Chega de exclusão, de opressão, de repressão. Chega de um mesmo sujeito político trabalhando para nos dominar e sujeitar.

Estamos vivos, a despeito da guerra travada contra nossos corpos e modos de vida.

Vontade de chorar, abraçar, dançar, pular, berrar.

Vivos e testemunhando a construção de um ministério minimamente representativo. Pela primeira vez.

Vivos e deixando o medo sair de nossos poros.

Vivos e, depois de um longo e tenebroso inverno, confiantes.

Festejar sem jamais esquecer o que tivemos que enfrentar. Dos dias sombrios. De quem nos deixou antes da hora. De tanto sofrimento desnecessário. De tanta pulsão de morte e destruição.

Cobrar punição, cobrar justiça e o devido destino a todos os que nos trouxeram até aqui.

Lembrar sempre de quem apoiou esse estado terrível de coisas.

Paulo Guedes, o arquiteto da barbárie.

Damares Alves e sua demoníaca concepção de sociedade.

Jair Bolsonaro e seu exército macabro de pessoas não necessariamente fardadas mas necessariamente perversas.

Acabou.

Ver o avião levar daqui esses dejetos foi ao mesmo tempo um conforto e uma revolta.

Não vão escapar da justiça.
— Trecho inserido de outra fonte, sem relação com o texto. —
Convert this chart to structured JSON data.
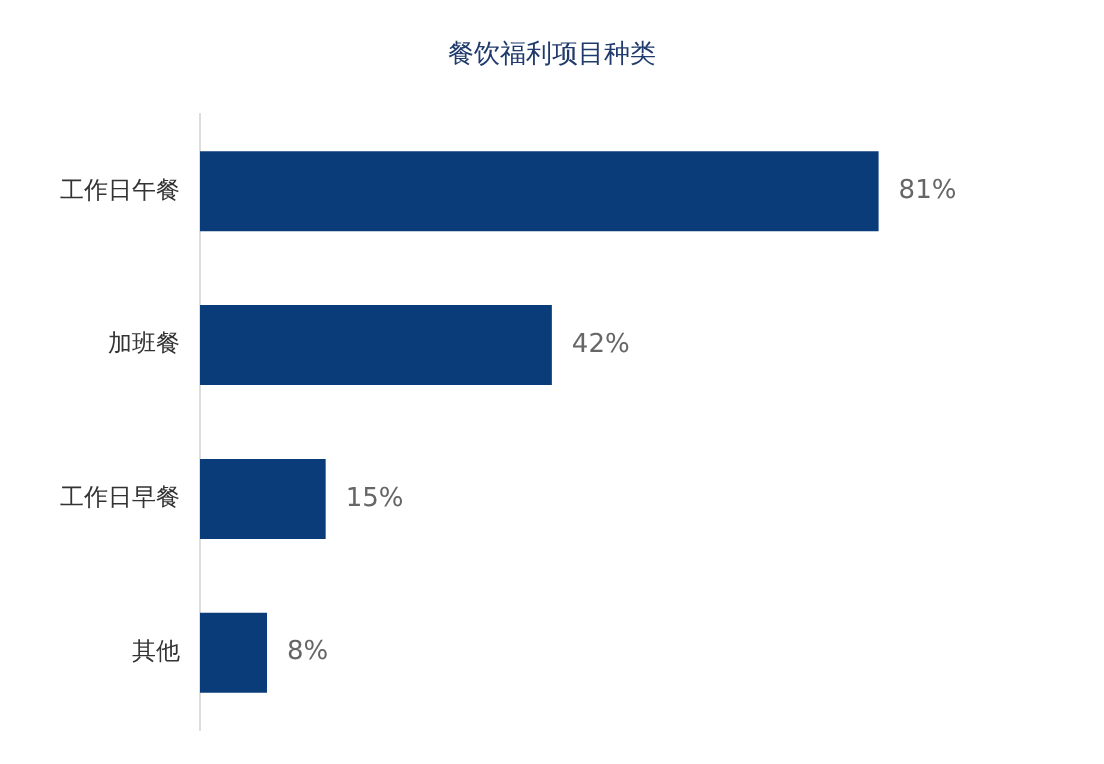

Voltarão. Um a um.

Enquanto isso a gente se abraça e constrói um país socialmente legítimo.

Agora é hora de festa. Hora de amarmos uns aos outros livremente. Hora de fazer a nossa arte.

Deixar ir os que não sabem amar. Os que não gostam de abraçar. Os que não têm aptidão para a paixão.

Acabou. Estamos vivos e vamos comemorar do nosso jeito.